“Character education” tends to mean vapid posters exhorting students to niceness, notes Betsy, who endorses a NRO column on teaching character through literature or even movies, such as the new adapation of Pride and Prejudice or Harry Potter and the Goblet of Fire.
One of the most magical things about J. K. Rowling’s Harry Potter books and now films, the last two of which have been just splendid, is the way they subtly weave lessons about ethical choice and character into their gripping plots. Indeed, the plots themselves pivot on the crucial choices of the major characters for good or for evil, choices that at once form and reveal character.Attention to moments of choice and to the development of character, for example, in the latest Potter film and in the wonderful film version of Jane Austen’s Pride and Prejudice, can help to educate the moral imagination of young and old alike.
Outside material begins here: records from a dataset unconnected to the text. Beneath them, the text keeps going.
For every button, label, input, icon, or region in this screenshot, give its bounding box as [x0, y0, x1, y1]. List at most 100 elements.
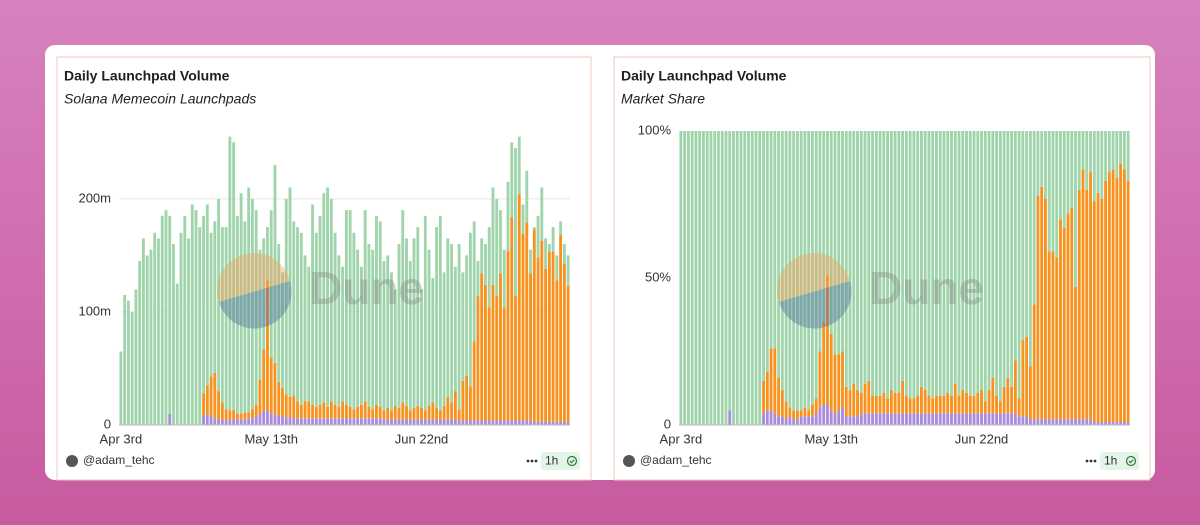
bar-segment	[390, 272, 393, 411]
bar-segment	[213, 418, 217, 425]
bar-segment	[296, 401, 299, 419]
bar-segment	[480, 238, 484, 274]
bar-segment	[555, 255, 559, 281]
bar-segment	[728, 410, 732, 425]
bar-segment	[551, 421, 555, 425]
bar-segment	[213, 372, 217, 419]
bar-segment	[957, 131, 961, 396]
bar-segment	[427, 405, 431, 420]
bar-segment	[889, 413, 893, 425]
bar-segment	[262, 349, 266, 412]
bar-segment	[863, 131, 867, 384]
author[interactable]: @adam_tehc	[640, 453, 712, 467]
bar-segment	[269, 210, 273, 358]
bar-segment	[837, 354, 841, 411]
bar-segment	[1010, 131, 1014, 387]
bar-segment	[777, 131, 781, 378]
bar-segment	[1036, 195, 1040, 420]
bar-segment	[889, 389, 893, 414]
bar-segment	[1044, 131, 1047, 199]
bar-segment	[965, 413, 968, 425]
bar-segment	[348, 210, 352, 407]
bar-segment	[810, 131, 814, 405]
bar-segment	[363, 418, 367, 425]
bar-segment	[1077, 131, 1081, 190]
bar-segment	[987, 131, 991, 390]
bar-segment	[382, 419, 386, 425]
bar-segment	[1100, 131, 1104, 199]
author[interactable]: @adam_tehc	[83, 453, 155, 467]
bar-segment	[953, 383, 957, 414]
bar-segment	[976, 392, 980, 414]
bar-segment	[1122, 422, 1126, 425]
bar-segment	[179, 232, 183, 425]
bar-segment	[243, 412, 247, 420]
bar-segment	[732, 131, 735, 425]
bar-segment	[273, 362, 277, 414]
bar-segment	[266, 410, 269, 425]
bar-segment	[1111, 131, 1115, 170]
bar-segment	[160, 215, 164, 425]
bar-segment	[487, 227, 491, 308]
menu-dot	[1089, 459, 1093, 463]
bar-segment	[998, 131, 1002, 402]
bar-segment	[814, 413, 818, 425]
bar-segment	[502, 420, 506, 425]
bar-segment	[329, 418, 333, 425]
bar-segment	[476, 420, 480, 425]
bar-segment	[758, 131, 762, 425]
bar-segment	[224, 409, 228, 421]
bar-segment	[1089, 172, 1092, 420]
bar-segment	[292, 221, 296, 396]
bar-segment	[810, 404, 814, 417]
bar-segment	[1028, 131, 1032, 367]
bar-segment	[562, 244, 566, 264]
bar-segment	[867, 380, 871, 414]
bar-segment	[239, 193, 243, 414]
bar-segment	[912, 413, 916, 425]
bar-segment	[329, 401, 333, 419]
bar-segment	[780, 131, 784, 390]
refresh-icon	[1125, 455, 1137, 467]
bar-segment	[1096, 131, 1100, 193]
bar-segment	[1025, 131, 1029, 337]
bar-segment	[987, 413, 991, 425]
bar-segment	[123, 294, 127, 425]
bar-segment	[281, 387, 284, 416]
bar-segment	[901, 413, 905, 425]
watermark-logo-part	[219, 281, 292, 329]
bar-segment	[134, 289, 138, 425]
bar-segment	[277, 382, 281, 416]
bar-segment	[871, 131, 874, 396]
bar-segment	[461, 272, 465, 381]
bar-segment	[544, 268, 547, 422]
bar-segment	[807, 416, 811, 425]
bar-segment	[168, 215, 172, 414]
bar-segment	[803, 416, 807, 425]
y-tick-label: 0	[664, 416, 671, 431]
bar-segment	[431, 402, 435, 420]
bar-segment	[205, 413, 209, 425]
bar-segment	[356, 406, 360, 419]
bar-segment	[408, 410, 412, 420]
bar-segment	[457, 409, 461, 421]
bar-segment	[1017, 398, 1021, 417]
bar-segment	[217, 198, 221, 392]
bar-segment	[453, 266, 457, 392]
refresh-check	[1128, 459, 1134, 464]
bar-segment	[371, 249, 375, 410]
bar-segment	[202, 393, 205, 416]
bar-segment	[514, 296, 517, 421]
bar-segment	[1051, 131, 1055, 252]
bar-segment	[897, 131, 901, 393]
bar-segment	[303, 418, 307, 425]
bar-segment	[536, 215, 540, 258]
bar-segment	[446, 238, 450, 397]
bar-segment	[529, 273, 532, 421]
avatar	[623, 455, 635, 467]
bar-segment	[886, 413, 890, 425]
bar-segment	[916, 395, 920, 414]
bar-segment	[281, 272, 284, 388]
bar-segment	[232, 410, 236, 420]
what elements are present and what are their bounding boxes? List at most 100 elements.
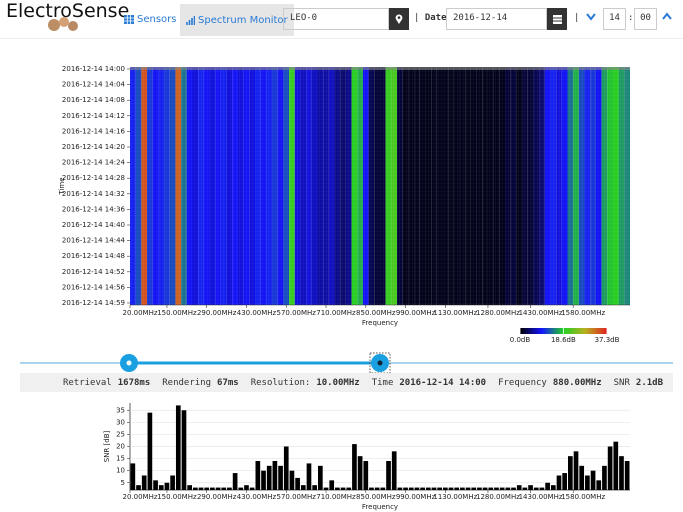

P&P is about making sound judgments in a world that resembles a gossipy. status-conscious high school. Harry Potter must face his insecurities to muster his courage to fight evil.



I particularly liked the allusions about “feeding the moral imagination”. The best part about a good story is that it slips the lession behind the conscious and into the heart.
We have used stories almost from the beginning to teach our kids all kinds of lessons - everything from “don’t go in the street” to the value of friendship.
I even use stories liberally in my college class to illsutrate finance and economics concepts.